Orta yaşlı bir beyefendi, “Gençler, siyasete ilgi duyun ama, bu denli eleştirisel bir konumda olmayın” deyince, gençlerden bir tanesi; “Dayı, istesek de istemesek te, hayatımızın her yanı siyaset değil mi? Şu içinde bulunduğumuz duruma bak.” Dedi.
Beyefendi, onları anlamış gibi başını salladı. Ama, belli ki anlamamıştı ve gençlerin o durumu siyasi açıdan onu tatmin etmemişti.
Bir başka genç; “Dayı, seçimleri kim kazanır?” diye sordu.
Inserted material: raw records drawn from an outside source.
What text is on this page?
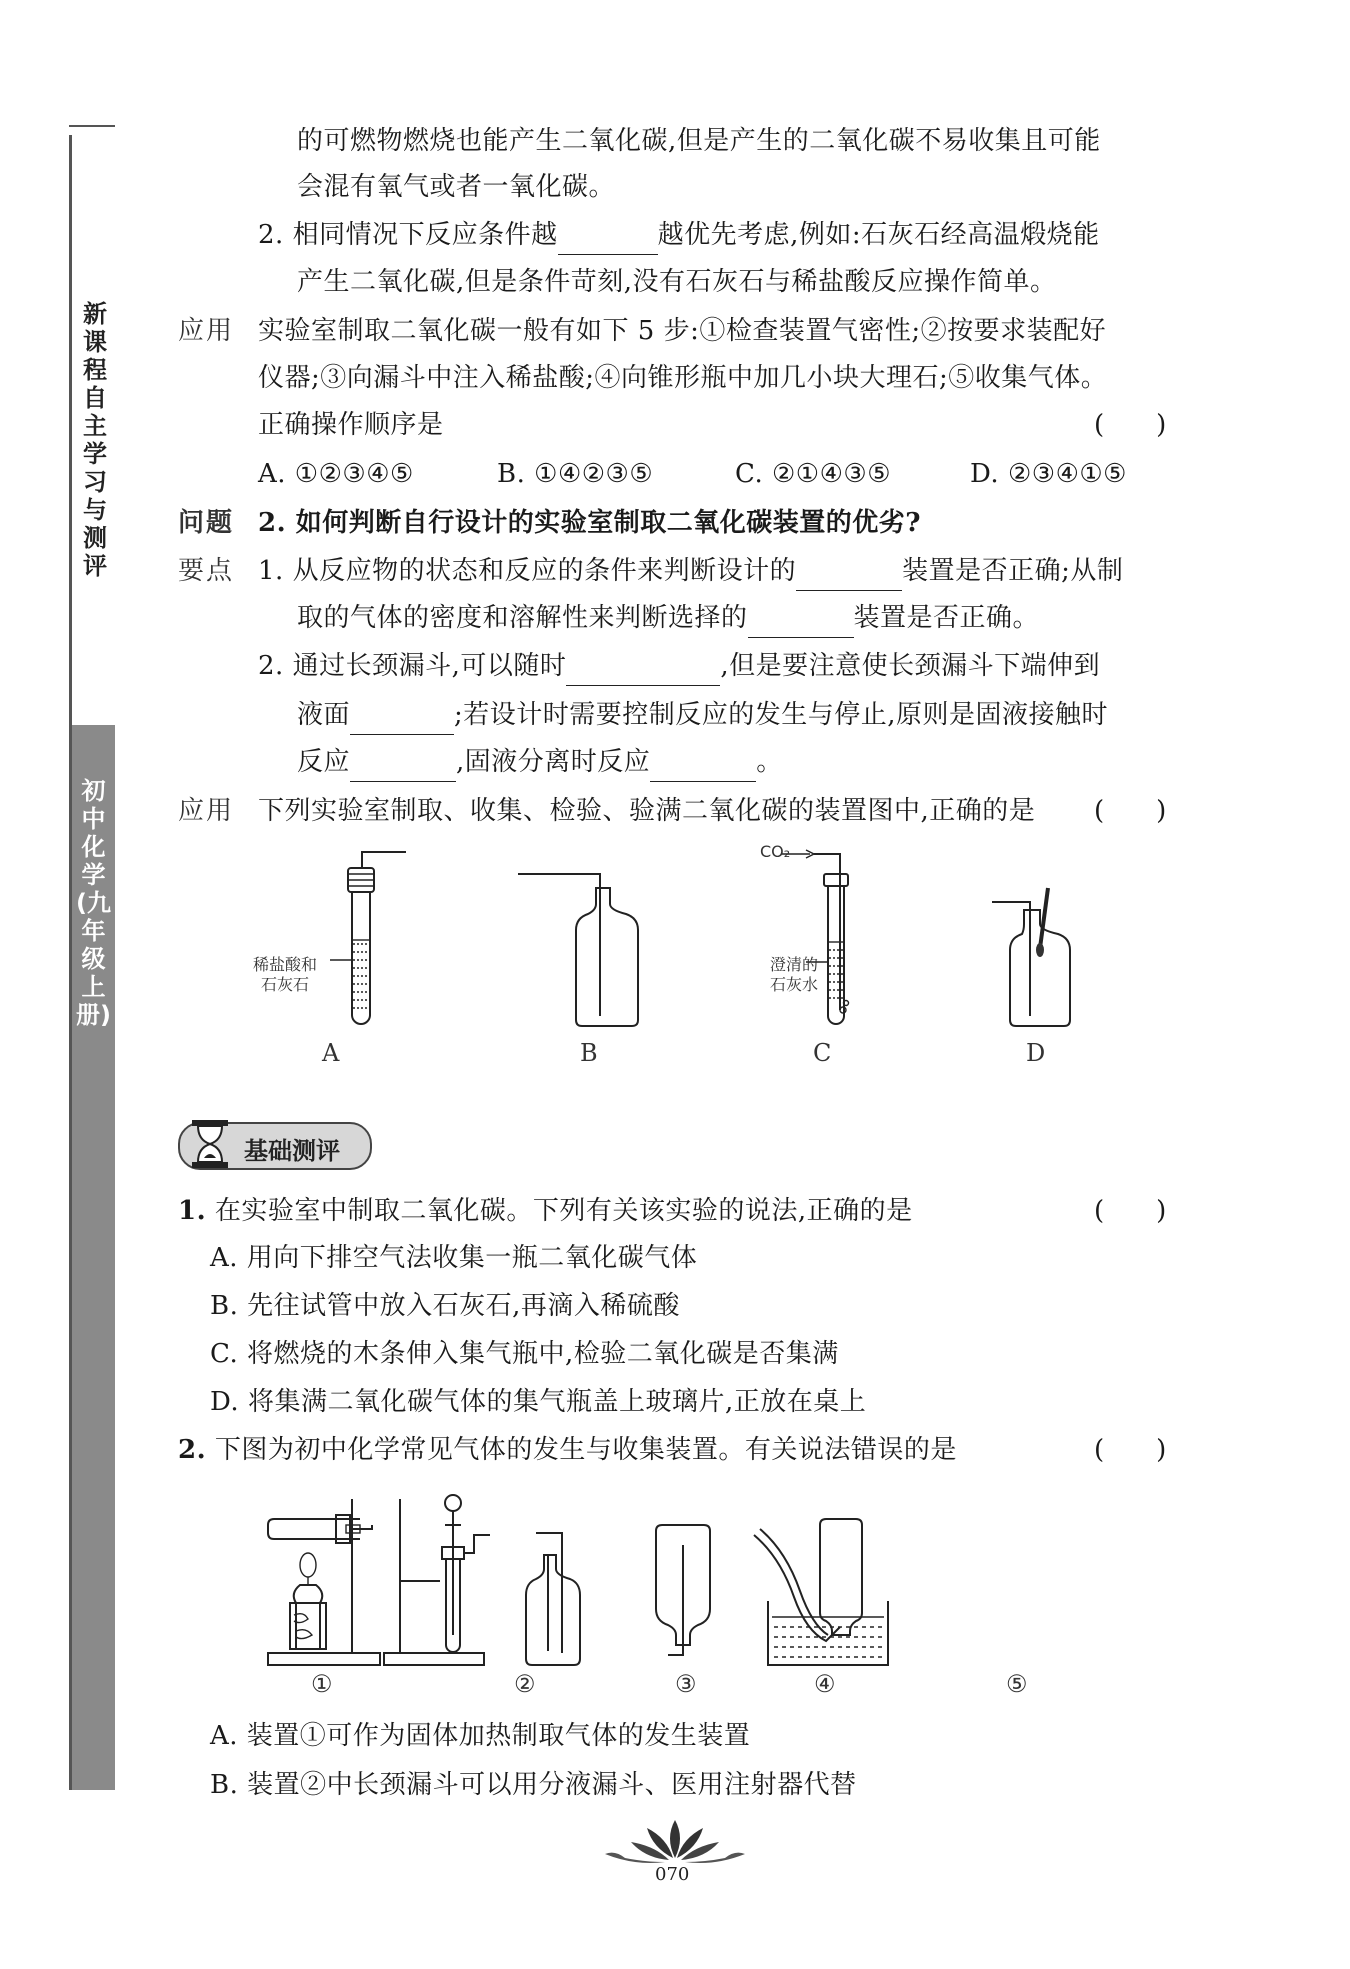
新课程自主学习与测评
初中化学(九年级上册)
的可燃物燃烧也能产生二氧化碳,但是产生的二氧化碳不易收集且可能
会混有氧气或者一氧化碳。
2. 相同情况下反应条件越	越优先考虑,例如:石灰石经高温煅烧能
产生二氧化碳,但是条件苛刻,没有石灰石与稀盐酸反应操作简单。
应用 实验室制取二氧化碳一般有如下 5 步:①检查装置气密性;②按要求装配好
仪器;③向漏斗中注入稀盐酸;④向锥形瓶中加几小块大理石;⑤收集气体。
正确操作顺序是	(　　)
A. ①②③④⑤	B. ①④②③⑤	C. ②①④③⑤	D. ②③④①⑤
问题 2. 如何判断自行设计的实验室制取二氧化碳装置的优劣?
要点 1. 从反应物的状态和反应的条件来判断设计的	装置是否正确;从制
取的气体的密度和溶解性来判断选择的	装置是否正确。
2. 通过长颈漏斗,可以随时	,但是要注意使长颈漏斗下端伸到
液面	;若设计时需要控制反应的发生与停止,原则是固液接触时
反应	,固液分离时反应	。
应用 下列实验室制取、收集、检验、验满二氧化碳的装置图中,正确的是 (　　)
稀盐酸和
石灰石
CO₂
澄清的
石灰水
A	B	C	D
基础测评
1. 在实验室中制取二氧化碳。下列有关该实验的说法,正确的是	(　　)
A. 用向下排空气法收集一瓶二氧化碳气体
B. 先往试管中放入石灰石,再滴入稀硫酸
C. 将燃烧的木条伸入集气瓶中,检验二氧化碳是否集满
D. 将集满二氧化碳气体的集气瓶盖上玻璃片,正放在桌上
2. 下图为初中化学常见气体的发生与收集装置。有关说法错误的是	(　　)
①	②	③	④	⑤
A. 装置①可作为固体加热制取气体的发生装置
B. 装置②中长颈漏斗可以用分液漏斗、医用注射器代替
070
Beyefendi gençlere tekrar döndü; “Gençler Millet ittifakı Cumhurbaşkanı adayı Kemal Kılıçdaroğlu geliyor. Yarın onun mitinginde topluluğu gördükten sonra size kimin kazanacağını söylerim” dedi. Evet, Bugün Millet İttifakının Cumhurbaşkanı adayı Kemal Kılıçdaroğlu ilimize geliyor. 29 Ekim Bulvarı’nda Denizli halkına seslenecek. Mitingine katılan topluluk Ak Parti’nin mitinglerinden fazla olursa, Denizli'de kazanacağına hükmedilecek.
Oldum olası izlediğim mitinglerin, seçimleri kazanmaya bir rol üstünlüğü olmadığı gibi, her lideri dinlemeye gelen insanların, o liderin anlatacaklarına onay verdiği anlamına da gelmiyor. Belki verdiği vaatleri samimi bulmayarak, oy bile vermeyebilir. Ya da, oy vermek isterken, konuşma hoşuna gitmeyerek oy vermekten vazgeçebilir. Bu yüzden ben, mitinglerin kazanmaya ve kaybetmeye ölçü olacağını sanmıyorum.
Yine, aynı şekilde anketlerin de “hata payı” olması ve siyasi partilere veri sağlamak için yapılan anketlerin de gerçeği yansıtacağını sanmıyorum. Kararsızların oranı, hangi partiden koptuğu belli olmadığı halde, eşit bir şekilde partilere dağıtılması da çok saçma. Bu açıdan ele alındığında, gerçek veriler halkın kendinde saklı bulunuyor. Zira, Ak Parti’den kopan ve Deva Partisi ile Gelecek Partisi’ne oy verecek olan seçmenler seslerini çıkarmadıkları gibi siyasi konuşmalara da katılmıyorlar. Bu durumun “korku ve baskı” gibi olgulardan kaynaklandığını sanıyorum.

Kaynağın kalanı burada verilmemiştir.